The one real "trick" is to build and use a catch bottle at the wheel end of the system. I use a 1 liter plastic pop bottle with a 1/4" hole drilled through the cap. Then you will need about a 2 feet long piece of 1/4" clear surgical rubber tubing. Push the tubing through the hole in the cap and all the way down to the bottom of the bottle. Then fill the bottle about 1/4 of the way up with brake fluid.

You will have a lot better success on a car with power brakes if you start the engine and just let it idle. Some cars will pump just fine without the power assist, others will just never bleed out. Better safe then sorry, start the car. On non power systems it makes no difference, leave it shut off.

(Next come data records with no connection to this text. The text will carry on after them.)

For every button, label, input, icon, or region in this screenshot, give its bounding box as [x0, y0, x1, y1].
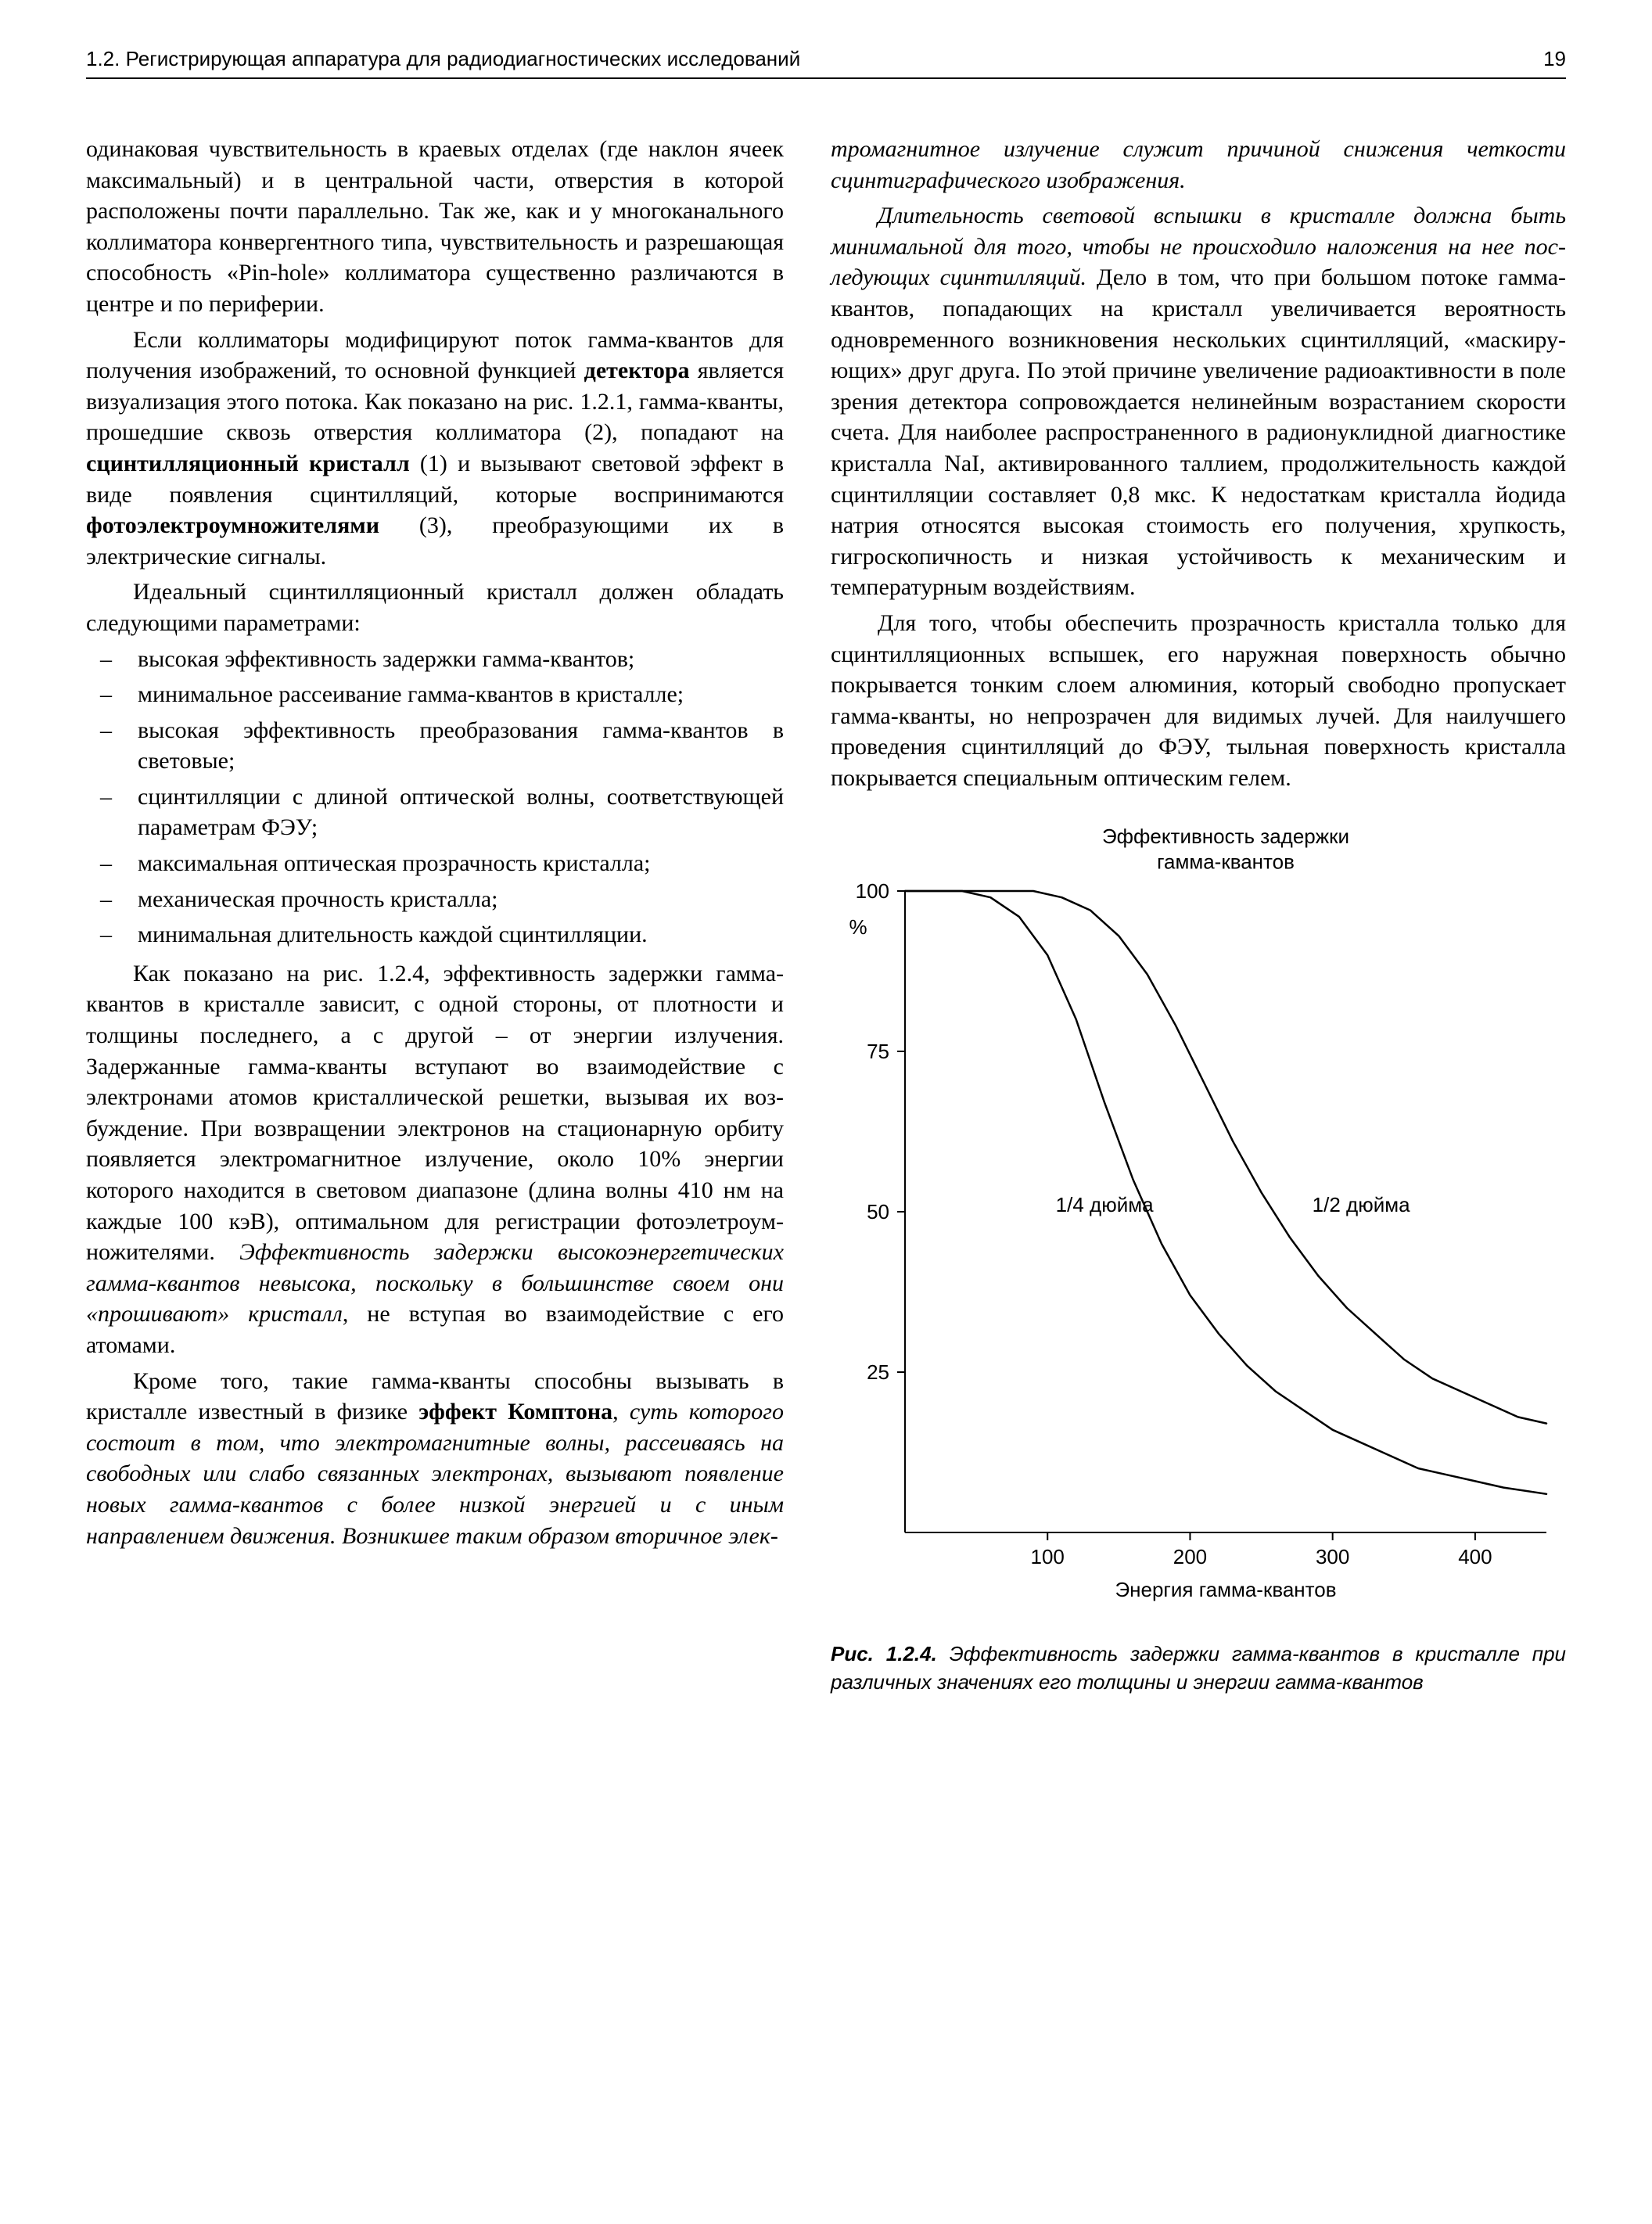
figure-caption-lead: Рис. 1.2.4.	[831, 1642, 937, 1665]
term-compton-effect: эффект Комп­тона	[418, 1399, 612, 1425]
svg-text:1/2 дюйма: 1/2 дюйма	[1313, 1193, 1410, 1216]
svg-text:Энергия гамма-квантов: Энергия гамма-квантов	[1115, 1578, 1336, 1601]
svg-text:100: 100	[856, 879, 889, 903]
svg-text:300: 300	[1316, 1545, 1349, 1568]
term-scintillation-crystal: сцинтилляционный кристалл	[86, 451, 410, 476]
left-p5: Кроме того, такие гамма-кванты способны …	[86, 1366, 784, 1552]
svg-text:25: 25	[867, 1360, 889, 1384]
figure-caption: Рис. 1.2.4. Эффективность задержки гамма…	[831, 1640, 1566, 1695]
left-p1: одинаковая чувствительность в краевых от…	[86, 134, 784, 320]
list-item: максимальная оптическая прозрачность кри…	[138, 848, 784, 879]
svg-text:%: %	[849, 915, 867, 939]
right-p2b: Дело в том, что при большом потоке гамма…	[831, 264, 1566, 600]
right-p2: Длительность световой вспышки в крис­тал…	[831, 200, 1566, 603]
figure-caption-text: Эффективность задержки гамма-квантов в к…	[831, 1642, 1566, 1693]
term-detector: детектора	[584, 357, 690, 383]
left-p5b: ,	[612, 1399, 630, 1425]
list-item: минимальное рассеивание гамма-квантов в …	[138, 679, 784, 710]
svg-text:50: 50	[867, 1200, 889, 1223]
list-item: сцинтилляции с длиной оптической волны, …	[138, 781, 784, 843]
chart-svg: Эффективность задержкигамма-квантов 25 50 7…	[831, 817, 1566, 1619]
crystal-params-list: высокая эффективность задержки гамма-ква…	[86, 644, 784, 950]
right-column: тромагнитное излучение служит причиной с…	[831, 134, 1566, 1696]
svg-text:400: 400	[1458, 1545, 1492, 1568]
svg-text:Эффективность задержки: Эффективность задержки	[1102, 825, 1349, 848]
left-p4a: Как показано на рис. 1.2.4, эффективност…	[86, 961, 784, 1265]
svg-text:100: 100	[1031, 1545, 1065, 1568]
efficiency-chart: Эффективность задержкигамма-квантов 25 50 7…	[831, 817, 1566, 1695]
page-number: 19	[1543, 47, 1566, 71]
left-p2: Если коллиматоры модифицируют поток гамм…	[86, 325, 784, 573]
svg-text:гамма-квантов: гамма-квантов	[1157, 850, 1295, 874]
svg-text:1/4 дюйма: 1/4 дюйма	[1056, 1193, 1154, 1216]
list-item: минимальная длительность каждой сцинтилл…	[138, 919, 784, 950]
svg-text:75: 75	[867, 1040, 889, 1063]
left-column: одинаковая чувствительность в краевых от…	[86, 134, 784, 1696]
left-p3: Идеальный сцинтилляционный кристалл долж…	[86, 577, 784, 638]
list-item: высокая эффективность преобразования гам…	[138, 715, 784, 777]
running-head: 1.2. Регистрирующая аппаратура для радио…	[86, 47, 1566, 79]
page: 1.2. Регистрирующая аппаратура для радио…	[0, 0, 1652, 2224]
left-p4: Как показано на рис. 1.2.4, эффективност…	[86, 958, 784, 1361]
right-p1: тромагнитное излучение служит причиной с…	[831, 134, 1566, 196]
list-item: высокая эффективность задержки гамма-ква…	[138, 644, 784, 675]
running-head-text: 1.2. Регистрирующая аппаратура для радио…	[86, 47, 800, 71]
svg-text:200: 200	[1173, 1545, 1207, 1568]
content-columns: одинаковая чувствительность в краевых от…	[86, 134, 1566, 1696]
right-p3: Для того, чтобы обеспечить прозрачность …	[831, 608, 1566, 794]
right-p1-emph: тромагнитное излучение служит причиной с…	[831, 136, 1566, 193]
term-pmt: фотоэлектроумножителями	[86, 512, 379, 538]
list-item: механическая прочность кристалла;	[138, 884, 784, 915]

Go to the right side rear wheel of the car and open the bleeder valve about 1 turn. Push the end of the tube onto the tapered end of the bleeder valve and make sure the bottle is supported on something solid. Make sure the tube is immersed in the brake fluid in the bottom of the bottle. With the master cylinder full go inside and pump the pedal no more then 5 times and check the master cylinder level again. You want to be careful not to run the reservoir out of fluid or you will have to start over again. Top it off when necessary during this process. Now pump it about 5 more times and check it again. Repeat, repeat repeat. Check the bottle about every 10 pumps for getting too full.

At this point what you want to look for is bubbles/air in the hose going to the bottle. Once you reach the point that you are not getting any more bubbles then there is no more air in that line. Always close the bleeder before you remove the hose, that way no new air has a chance to get into the system.

Then move on to the left rear, the right front, and the left front.

If you follow this procedure you will have done a proper brake bleeding job and will have no air left in the system. I hope this helps save you a lot of hassles.